Le 24 avril dernier, environ 125 détenus administratifs ont annoncé qu’ils entamaient une grève de la faim pour protester contre leur incarcération. Selon plusieurs avocats et organisations défendant les droits humains, les autorités israéliennes punissent ces personnes, notamment en les plaçant à l’isolement, en leur refusant du sel à mettre dans l’eau, et en les empêchant de recevoir la visite de leurs avocats et de leurs familles, et de consulter des médecins indépendants. Selon Addameer, Abdul Razeq Farraj et une quarantaine d’autres détenus administratifs ont été admis dans différents hôpitaux le 28 mai dernier, et sont fréquemment transférés des hôpitaux vers la prison et vice-versa depuis, ce qui semble être une nouvelle forme de sanction.

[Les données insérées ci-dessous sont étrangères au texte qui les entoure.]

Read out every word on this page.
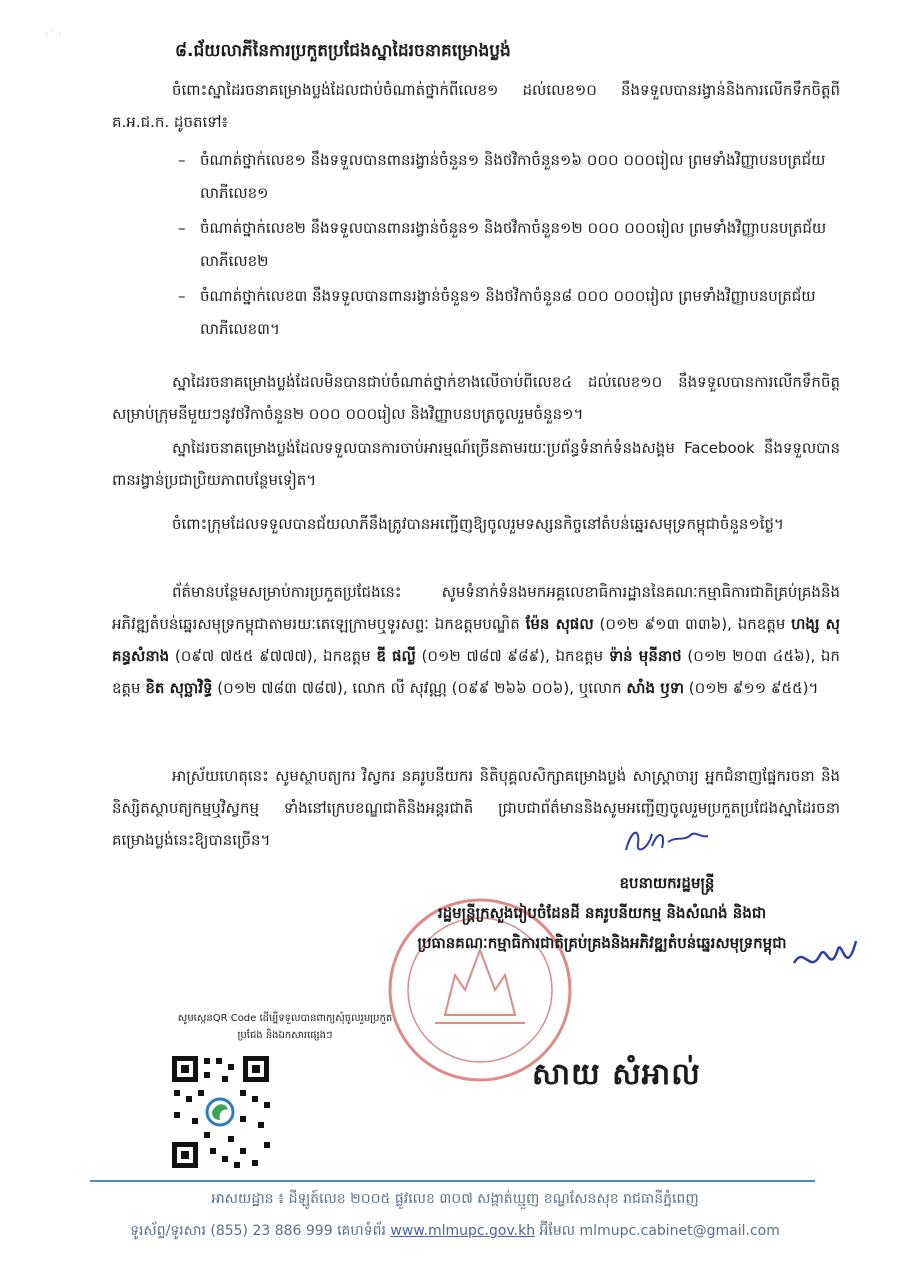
· ˙ ·
៨.ជ័យលាភីនៃការប្រកួតប្រជែងស្នាដៃរចនាគម្រោងប្លង់

ចំពោះស្នាដៃរចនាគម្រោងប្លង់ដែលជាប់ចំណាត់ថ្នាក់ពីលេខ១ ដល់លេខ១០ នឹងទទួលបានរង្វាន់និងការលើកទឹកចិត្តពី គ.អ.ជ.ក. ដូចតទៅ៖

– ចំណាត់ថ្នាក់លេខ១ នឹងទទួលបានពានរង្វាន់ចំនួន១ និងថវិកាចំនួន១៦ ០០០ ០០០រៀល ព្រមទាំងវិញ្ញាបនបត្រជ័យលាភីលេខ១
– ចំណាត់ថ្នាក់លេខ២ នឹងទទួលបានពានរង្វាន់ចំនួន១ និងថវិកាចំនួន១២ ០០០ ០០០រៀល ព្រមទាំងវិញ្ញាបនបត្រជ័យលាភីលេខ២
– ចំណាត់ថ្នាក់លេខ៣ នឹងទទួលបានពានរង្វាន់ចំនួន១ និងថវិកាចំនួន៨ ០០០ ០០០រៀល ព្រមទាំងវិញ្ញាបនបត្រជ័យលាភីលេខ៣។

ស្នាដៃរចនាគម្រោងប្លង់ដែលមិនបានជាប់ចំណាត់ថ្នាក់ខាងលើចាប់ពីលេខ៤ ដល់លេខ១០ នឹងទទួលបានការលើកទឹកចិត្តសម្រាប់ក្រុមនីមួយៗនូវថវិកាចំនួន២ ០០០ ០០០រៀល និងវិញ្ញាបនបត្រចូលរួមចំនួន១។

ស្នាដៃរចនាគម្រោងប្លង់ដែលទទួលបានការចាប់អារម្មណ៍ច្រើនតាមរយៈប្រព័ន្ធទំនាក់ទំនងសង្គម Facebook នឹងទទួលបានពានរង្វាន់ប្រជាប្រិយភាពបន្ថែមទៀត។

ចំពោះក្រុមដែលទទួលបានជ័យលាភីនឹងត្រូវបានអញ្ជើញឱ្យចូលរួមទស្សនកិច្ចនៅតំបន់ឆ្នេរសមុទ្រកម្ពុជាចំនួន១ថ្ងៃ។

ព័ត៌មានបន្ថែមសម្រាប់ការប្រកួតប្រជែងនេះ សូមទំនាក់ទំនងមកអគ្គលេខាធិការដ្ឋាននៃគណៈកម្មាធិការជាតិគ្រប់គ្រងនិងអភិវឌ្ឍតំបន់ឆ្នេរសមុទ្រកម្ពុជាតាមរយៈតេឡេក្រាមឬទូរសព្ទៈ ឯកឧត្តមបណ្ឌិត ម៉ែន សុផល (០១២ ៩១៣ ៣៣៦), ឯកឧត្តម ហង្ស សុគន្ធសំនាង (០៩៧ ៧៥៥ ៩៧៧៧), ឯកឧត្តម ឌី ផល្លី (០១២ ៧៨៧ ៩៨៩), ឯកឧត្តម ទ៉ាន់ មុនីនាថ (០១២ ២០៣ ៤៥៦), ឯកឧត្តម ខិត សុច្ឆាវិទ្ធិ (០១២ ៧៨៣ ៧៨៧), លោក លី សុវណ្ណ (០៩៩ ២៦៦ ០០៦), ឬលោក សាំង ឫទា (០១២ ៩១១ ៩៥៥)។

អាស្រ័យហេតុនេះ សូមស្ថាបត្យករ វិស្វករ នគរូបនីយករ និតិបុគ្គលសិក្សាគម្រោងប្លង់ សាស្ត្រាចារ្យ អ្នកជំនាញផ្នែករចនា និងនិស្សិតស្ថាបត្យកម្មឬវិស្វកម្ម ទាំងនៅក្រេបខណ្ឌជាតិនិងអន្តរជាតិ ជ្រាបជាព័ត៌មាននិងសូមអញ្ជើញចូលរួមប្រកួតប្រជែងស្នាដៃរចនាគម្រោងប្លង់នេះឱ្យបានច្រើន។

ឧបនាយករដ្ឋមន្ត្រី
រដ្ឋមន្ត្រីក្រសួងរៀបចំដែនដី នគរូបនីយកម្ម និងសំណង់ និងជា
ប្រធានគណៈកម្មាធិការជាតិគ្រប់គ្រងនិងអភិវឌ្ឍតំបន់ឆ្នេរសមុទ្រកម្ពុជា
សាយ សំអាល់
សូមស្កេនQR Code ដើម្បីទទួលបានពាក្យសុំចូលរួមប្រកួតប្រជែង និងឯកសារផ្សេងៗ
អាសយដ្ឋាន ៖ ដីឡូត៍លេខ ២០០៥ ផ្លូវលេខ ៣០៧ សង្កាត់ឃ្មួញ ខណ្ឌសែនសុខ រាជធានីភ្នំពេញ
ទូរស័ព្ទ/ទូរសារ (855) 23 886 999 គេហទំព័រ www.mlmupc.gov.kh អ៊ីមែល mlmupc.cabinet@gmail.com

L’organisation Médecins pour les droits humains-Israël a confirmé que ses membres et d’autres professionnels de la santé n’avaient pas accès à ces personnes. Elle a demandé aux Services pénitentiaires israéliens la permission de rendre visite à Abdul Razeq Farraj et attend leur réponse. Les membres du personnel d’Addameer, qui fournit des conseils et une représentation juridiques, n’ont pas non plus l’autorisation de voir ces détenus, y compris Abdul Razeq Farraj.
Amnesty International s’oppose à la détention administrative en Israël et dans les TPO car elle constitue une violation du droit à un procès équitable, reconnu à l’échelon international. Les individus qui en font l’objet doivent être relâchés, à moins qu’ils soient rapidement inculpés d’infractions pénales prévues par la loi et jugés conformément aux normes internationales d’équité. Amnesty International pense que certains individus en détention administrative aux mains des autorités israéliennes sont probablement des prisonniers d’opinion, incarcérés seulement pour avoir exercé de façon pacifique leur droit à la liberté d’expression et d’association. Toutes les prisons israéliennes dans lesquelles les détenus administratifs palestiniens sont incarcérés, sauf une, sont situées sur le territoire israélien. La détention en Israël de Palestiniens originaires des TPO constitue une violation du droit international.
Le 9 juin dernier, un projet de loi du gouvernement qui permettrait de nourrir de force les détenus et prisonniers en grève de la faim a été adopté à l’issue de la première lecture devant le Knesset (parlement). Dans sa version actuelle, ce texte autoriserait le directeur des Services pénitentiaires israéliens à procéder à l’alimentation de force s’il en reçoit la permission par un tribunal de district. Ce projet de loi doit encore être examiné deux fois avant de pouvoir être promulgué le 20 juin prochain.
Toute décision concernant l’alimentation non consentie d’un gréviste de la faim doit être prise uniquement par des professionnels de la santé qualifiés. L’éthique médicale exclut cette pratique dans le cas de grévistes de la faim mentalement aptes. Une décision médicale en la matière doit tenir compte des facultés mentales et des souhaits des intéressés, évalués par des professionnels de la santé lors de consultations confidentielles. Les autorités ne doivent jamais faire pression sur ces derniers pour les forcer à agir d’une manière contraire à leur éthique.